The Internet is making some unwarranted assumptions about me. In specificum, that they can come into my house and show me pictures of how they’ve put Kung Fu Panda and World of Warcraft in a blender and then expect me to do something with that information. My entire goddamned morning web routine is throwing this in my face, which makes me think this is specifically targeted. Now I’m tracing back through my entire life, trying to find the moment when I made myself a target of choice for this particular dickery. My sum total WoW experience consists of having watched that one South Park episode. I have on occasion played a Video Game, but I never told Google that, and I had the lights off and the doors locked, and my phone was in my pants, both far away from me. I once told that panda joke where he eats, shoots and leaves. I apologize if that was a spoiler. (Here’s another: Apollo 13 survives re-entry.) Also there was that time when I searched for “mmorpg racist panda conical hat” over and over until I blistered.
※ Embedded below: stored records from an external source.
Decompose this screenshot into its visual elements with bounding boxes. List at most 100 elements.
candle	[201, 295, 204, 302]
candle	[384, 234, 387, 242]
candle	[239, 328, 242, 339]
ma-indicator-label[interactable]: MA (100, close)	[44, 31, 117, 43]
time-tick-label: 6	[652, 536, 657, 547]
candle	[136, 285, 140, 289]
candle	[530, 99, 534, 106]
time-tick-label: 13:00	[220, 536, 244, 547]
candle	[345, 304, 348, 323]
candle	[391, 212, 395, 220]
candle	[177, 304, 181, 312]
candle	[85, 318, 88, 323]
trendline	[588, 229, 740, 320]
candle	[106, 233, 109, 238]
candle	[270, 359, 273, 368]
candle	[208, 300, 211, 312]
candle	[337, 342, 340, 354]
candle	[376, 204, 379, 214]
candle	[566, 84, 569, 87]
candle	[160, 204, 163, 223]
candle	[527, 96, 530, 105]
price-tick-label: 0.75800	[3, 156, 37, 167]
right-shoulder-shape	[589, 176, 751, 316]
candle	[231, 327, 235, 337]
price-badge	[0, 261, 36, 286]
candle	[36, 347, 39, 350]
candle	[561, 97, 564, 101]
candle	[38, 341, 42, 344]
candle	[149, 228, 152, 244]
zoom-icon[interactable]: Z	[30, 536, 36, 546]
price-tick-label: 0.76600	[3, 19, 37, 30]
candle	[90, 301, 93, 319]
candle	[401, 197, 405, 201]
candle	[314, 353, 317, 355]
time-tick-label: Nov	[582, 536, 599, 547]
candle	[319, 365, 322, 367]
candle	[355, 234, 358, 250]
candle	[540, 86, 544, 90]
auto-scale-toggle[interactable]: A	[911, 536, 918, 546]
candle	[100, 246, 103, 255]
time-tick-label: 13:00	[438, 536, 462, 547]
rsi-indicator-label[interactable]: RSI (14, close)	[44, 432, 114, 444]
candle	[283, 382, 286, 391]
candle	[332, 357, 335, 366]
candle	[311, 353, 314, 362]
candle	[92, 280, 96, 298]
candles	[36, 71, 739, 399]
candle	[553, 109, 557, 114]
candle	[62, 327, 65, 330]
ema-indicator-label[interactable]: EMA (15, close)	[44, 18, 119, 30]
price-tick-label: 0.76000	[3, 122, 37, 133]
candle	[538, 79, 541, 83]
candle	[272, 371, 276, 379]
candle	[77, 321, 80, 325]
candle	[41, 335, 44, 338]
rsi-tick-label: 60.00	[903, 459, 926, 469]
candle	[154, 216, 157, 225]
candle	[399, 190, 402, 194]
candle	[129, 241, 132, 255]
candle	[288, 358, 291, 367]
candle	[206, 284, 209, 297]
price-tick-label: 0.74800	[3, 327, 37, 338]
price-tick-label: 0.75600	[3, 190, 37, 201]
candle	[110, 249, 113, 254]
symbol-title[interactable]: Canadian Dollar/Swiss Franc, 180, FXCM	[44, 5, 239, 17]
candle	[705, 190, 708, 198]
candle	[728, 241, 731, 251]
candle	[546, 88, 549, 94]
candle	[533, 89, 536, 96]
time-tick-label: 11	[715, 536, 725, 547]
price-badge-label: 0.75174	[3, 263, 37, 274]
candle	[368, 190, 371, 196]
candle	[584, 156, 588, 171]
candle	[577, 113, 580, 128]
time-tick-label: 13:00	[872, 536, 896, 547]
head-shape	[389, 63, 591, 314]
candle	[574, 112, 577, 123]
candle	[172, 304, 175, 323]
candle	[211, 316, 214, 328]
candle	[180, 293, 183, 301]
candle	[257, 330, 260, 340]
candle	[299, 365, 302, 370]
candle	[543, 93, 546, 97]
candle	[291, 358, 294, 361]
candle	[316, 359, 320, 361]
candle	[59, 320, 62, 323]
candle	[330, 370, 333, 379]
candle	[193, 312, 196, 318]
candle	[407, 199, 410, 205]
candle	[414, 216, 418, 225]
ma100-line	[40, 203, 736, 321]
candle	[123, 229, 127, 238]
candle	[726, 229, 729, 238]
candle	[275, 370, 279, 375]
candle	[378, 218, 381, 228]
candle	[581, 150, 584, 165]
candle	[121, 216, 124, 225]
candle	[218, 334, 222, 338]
Now that I’ve been pulled into the vortex, I’m having a crippling flashback to the strategy-based Warcraft games, which had no World attached to them, and had no requirement that you be social at all. In fact, the early games forbade it, but more because the Internet then consisted of a stream of pigeons slowly flapping from house to house — white for 1, grey for 0, was the mnemonic they taught us in school. Each of the three original games was groundbreaking in its own way. Warcraft I, back in ’94, pushed the limits of how much bullshit one could crowd into sidebars; lesser computers would grind to a halt while attempting to render the next-generation shaded button borders. Warcraft II, released a year later, was never actually played; instead, one would simply begin an orc campaign, pause, and turn the speakers up to max, because the high-energy timpani-driven score was like doing coke. I’m sure Warcraft III did something notable as well. I can’t remember what, because now I’m listening to the Warcraft II soundtrack and preparing to jump through the ceiling and fight a cop.